Course Overview
This course is designed to take non-technical individuals from zero to proficiency in data science, machine learning, and artificial intelligence. The program will focus on hands-on projects, using required programming languages such as Python and SQL, to ensure practical understanding and readiness for a new role in the field.
Objectives
This course program aims to empower non-technical individuals with the necessary skills and confidence to transition into the data science field effectively.
Duration
Total Length: 12 Weeks
Structure: 3 sessions per week (2 hours each session)
Session 1: What is Data Science?
Overview of data science, machine learning, and AI
Applications in various industries
Session 2: Getting Started with Python
Setting up Python environment (Anaconda, Jupyter Notebook)
Basic Python programming concepts (variables, data types, loops, functions)
Session 3: Data Structures in Python
Lists, tuples, dictionaries, and sets
Working with libraries like NumPy
Project: Simple Python Calculator
Session 4: Introduction to Data Handling with Pandas
DataFrames and Series
Importing and exporting data (CSV, Excel)
Session 5: Data Cleaning and Preparation
Handling missing values, duplicates, and data types
Session 6: Data Visualization with Matplotlib and Seaborn
Creating plots and charts to visualize data
Project: Analyze a public dataset and visualize key insights
Session 7: SQL Basics
Understanding databases, tables, and queries
Session 8: Data Retrieval with SQL
SELECT statements, filtering data, sorting
Session 9: Data Aggregation and Joins
GROUP BY, JOINs, and subqueries
Project: Create a simple database and perform queries to extract insights
Session 10: Understanding Machine Learning Concepts
Types of machine learning (supervised, unsupervised, reinforcement)

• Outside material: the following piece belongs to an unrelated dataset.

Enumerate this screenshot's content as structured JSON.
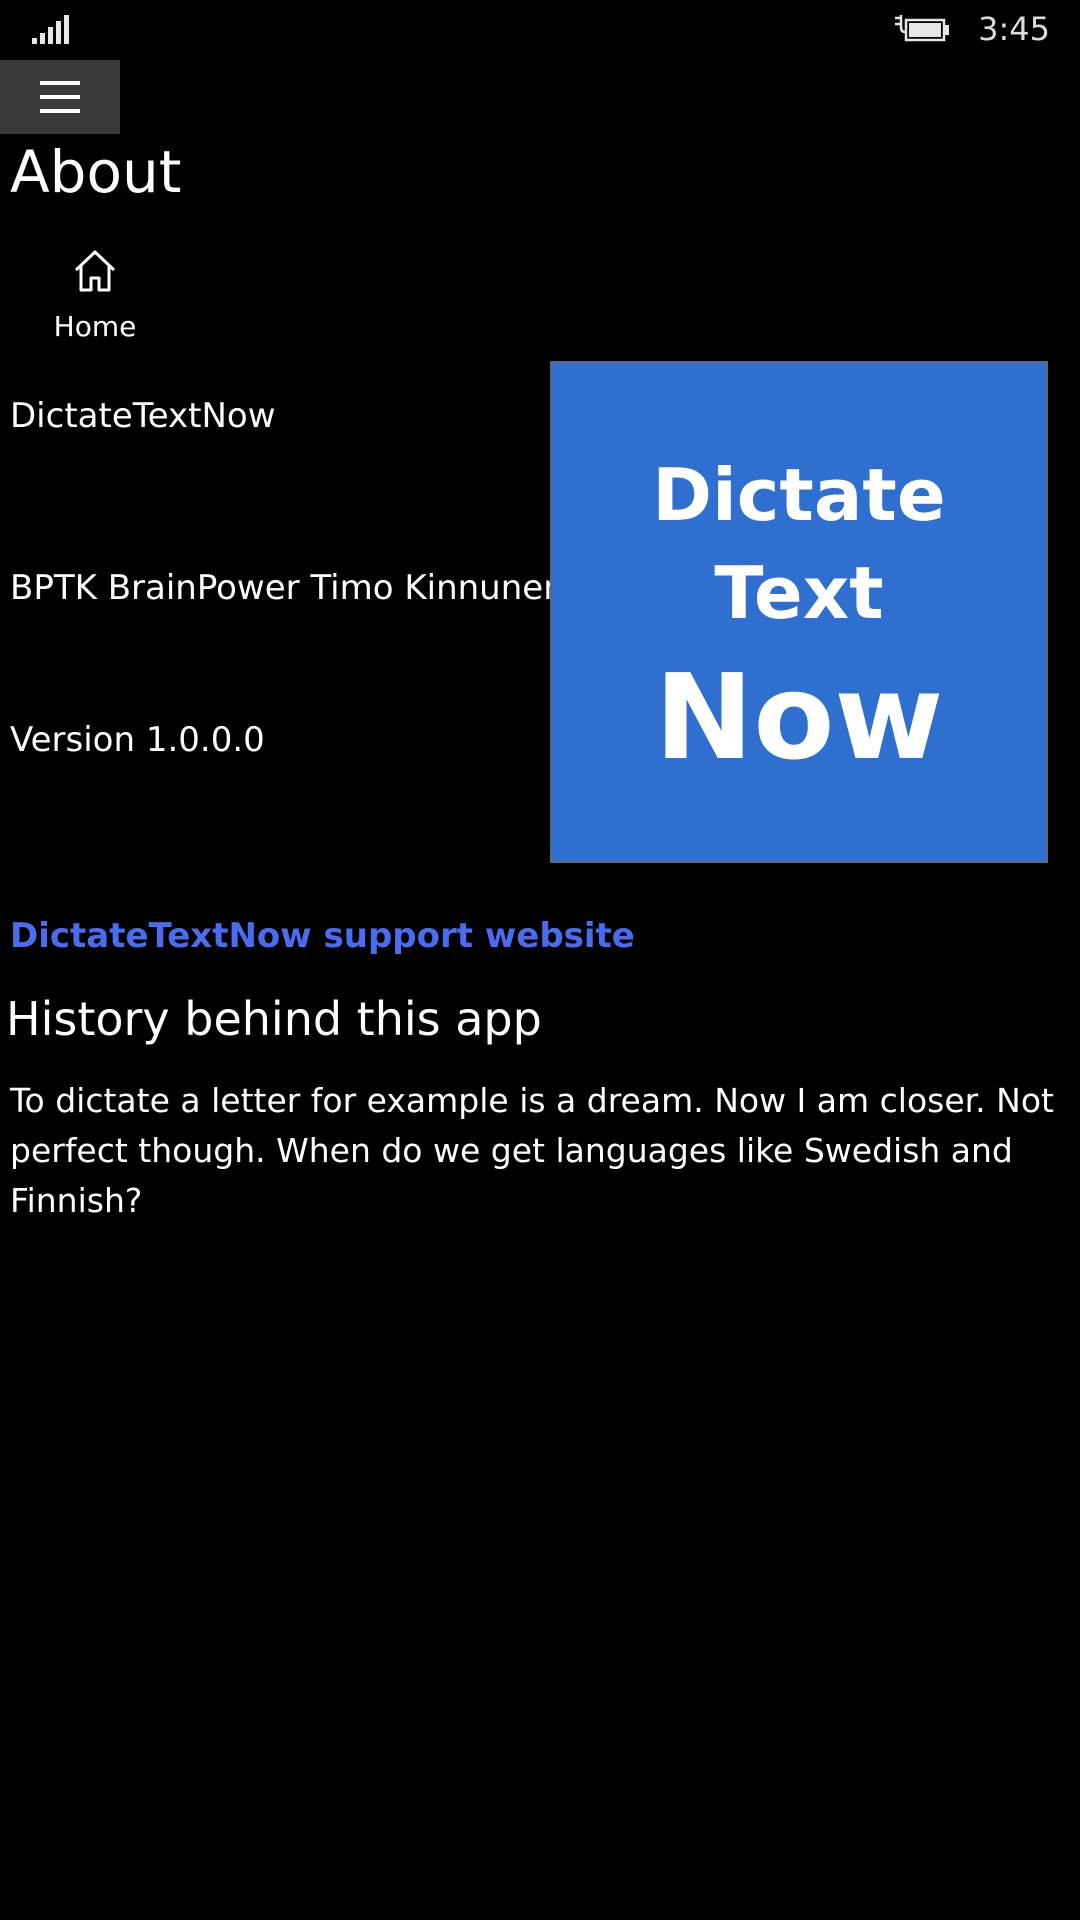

Key terminology (features, labels, training, testing)
Session 11: Linear Regression and Model Evaluation
Building a linear regression model using Scikit-learn
Understanding metrics (MSE, R^2)
Session 12: Classification Algorithms
Introduction to classification (logistic regression, decision trees)
Evaluating classification models (confusion matrix, accuracy)

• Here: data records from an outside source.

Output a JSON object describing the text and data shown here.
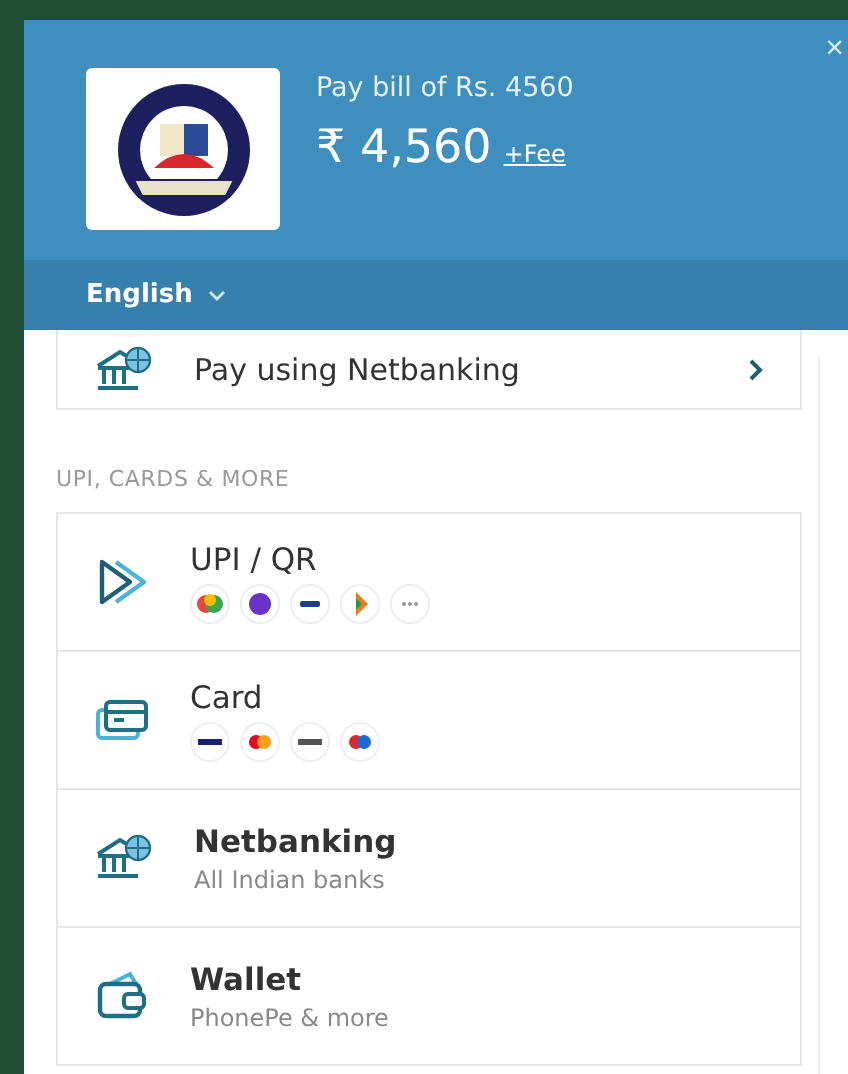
{
  "header": {
    "bill_text": "Pay bill of Rs. 4560",
    "amount": "₹ 4,560",
    "fee_link": "+Fee",
    "close": "×",
    "language": "English"
  },
  "netbanking_row": {
    "label": "Pay using Netbanking"
  },
  "section_title": "UPI, CARDS & MORE",
  "methods": [
    {
      "kind": "upi",
      "title": "UPI / QR"
    },
    {
      "kind": "card",
      "title": "Card"
    },
    {
      "kind": "netbanking",
      "title": "Netbanking",
      "subtitle": "All Indian banks"
    },
    {
      "kind": "wallet",
      "title": "Wallet",
      "subtitle": "PhonePe & more"
    }
  ]
}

Project: Build a simple predictive model using a dataset (e.g., house prices, customer churn)
Session 13: Ensemble Methods
Understanding random forests and boosting techniques
Session 14: Introduction to Natural Language Processing (NLP)
Text data handling, sentiment analysis
Session 15: Introduction to Neural Networks
Basics of neural networks and their applications
Project: Create a sentiment analysis model on social media data
Session 16: Capstone Project Preparation
Selecting a project topic based on interests (e.g., sales prediction, customer segmentation)

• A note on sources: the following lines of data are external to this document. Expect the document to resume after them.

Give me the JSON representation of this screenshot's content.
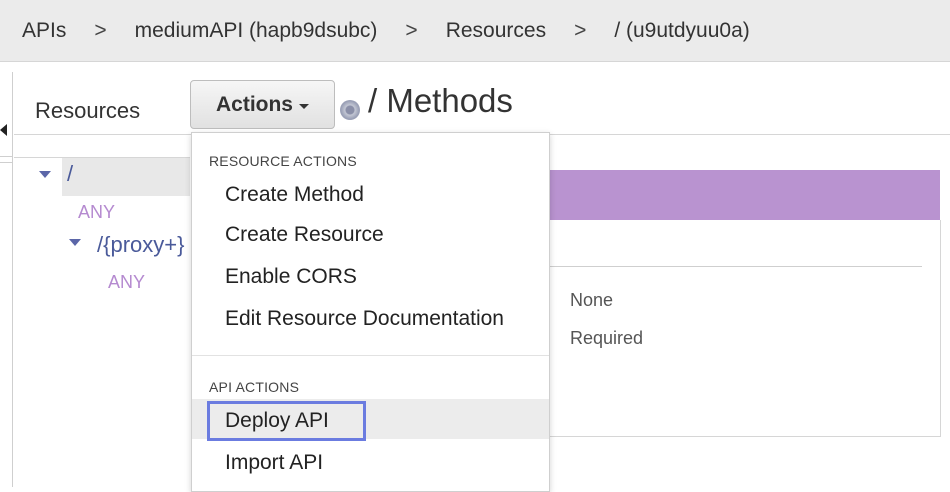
{
  "breadcrumb": {
    "items": [
      "APIs",
      "mediumAPI (hapb9dsubc)",
      "Resources",
      "/ (u9utdyuu0a)"
    ],
    "separator": ">"
  },
  "resources_panel": {
    "title": "Resources",
    "actions_label": "Actions"
  },
  "page_title": "/ Methods",
  "tree": {
    "root_path": "/",
    "root_method": "ANY",
    "child_path": "/{proxy+}",
    "child_method": "ANY"
  },
  "details": {
    "value1": "None",
    "value2": "Required",
    "method_color": "#b993d0"
  },
  "actions_menu": {
    "resource_section": "RESOURCE ACTIONS",
    "resource_items": [
      "Create Method",
      "Create Resource",
      "Enable CORS",
      "Edit Resource Documentation"
    ],
    "api_section": "API ACTIONS",
    "api_items": [
      "Deploy API",
      "Import API"
    ],
    "highlighted_item": "Deploy API",
    "highlight_border_color": "#6b7ce0"
  }
}
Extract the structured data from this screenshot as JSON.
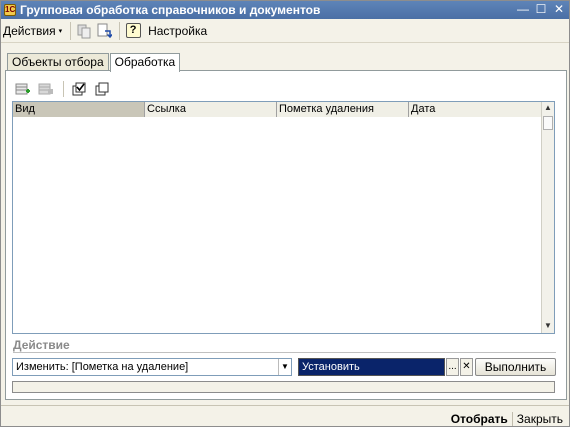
{
  "window": {
    "title": "Групповая обработка справочников и документов",
    "app_icon_glyph": "1С",
    "buttons": {
      "minimize": "—",
      "maximize": "☐",
      "close": "✕"
    }
  },
  "menubar": {
    "actions_label": "Действия",
    "actions_arrow": "▾",
    "help_icon": "?",
    "settings_label": "Настройка"
  },
  "tabs": [
    {
      "label": "Объекты отбора",
      "active": false
    },
    {
      "label": "Обработка",
      "active": true
    }
  ],
  "table": {
    "columns": [
      "Вид",
      "Ссылка",
      "Пометка удаления",
      "Дата"
    ],
    "rows": []
  },
  "action": {
    "section_label": "Действие",
    "operation_value": "Изменить: [Пометка на удаление]",
    "value_field": "Установить",
    "select_button_label": "...",
    "clear_button_label": "✕",
    "execute_label": "Выполнить"
  },
  "footer": {
    "select_label": "Отобрать",
    "close_label": "Закрыть"
  },
  "colors": {
    "titlebar": "#4a6fa5",
    "selection": "#0a246a",
    "window_bg": "#f4f2e8"
  }
}
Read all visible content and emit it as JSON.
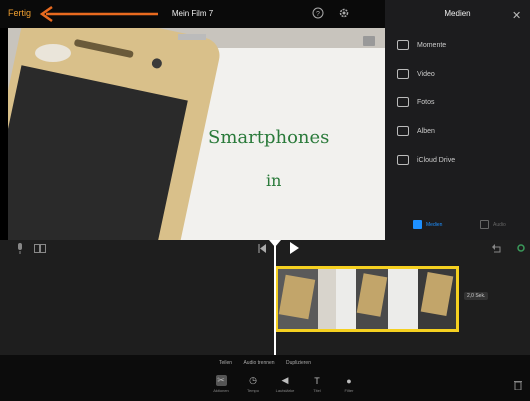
{
  "topbar": {
    "done_label": "Fertig",
    "project_title": "Mein Film 7"
  },
  "media_panel": {
    "title": "Medien",
    "items": [
      {
        "label": "Momente",
        "icon": "moments-icon"
      },
      {
        "label": "Video",
        "icon": "film-icon"
      },
      {
        "label": "Fotos",
        "icon": "photo-icon"
      },
      {
        "label": "Alben",
        "icon": "album-icon"
      },
      {
        "label": "iCloud Drive",
        "icon": "folder-icon"
      }
    ],
    "tabs": {
      "media": "Medien",
      "audio": "Audio"
    }
  },
  "preview": {
    "paper_line1": "Smartphones",
    "paper_line2": "in"
  },
  "timeline": {
    "clip_duration": "2,0 Sek."
  },
  "bottom": {
    "actions": [
      "Teilen",
      "Audio trennen",
      "Duplizieren"
    ],
    "tools": [
      "Aktionen",
      "Tempo",
      "Lautstärke",
      "Titel",
      "Filter"
    ]
  },
  "colors": {
    "accent": "#f0a030",
    "clip_border": "#f5d020",
    "blue": "#1e90ff"
  }
}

Session 17: Working on the Capstone Project
Apply all the skills learned throughout the course
Session 18: Career Readiness and Next Steps
Building a portfolio
Resume writing and interview preparation for data science roles
Final Project Presentation: Present your capstone project to the class and receive feedback.
Recommended books, online courses, and tutorials for further learning
Access to a community forum for peer support and networking
Continuous assessment through projects
Final capstone project presentation to evaluate understanding and application of concepts
A certificate of completion will be awarded upon successful completion of the course.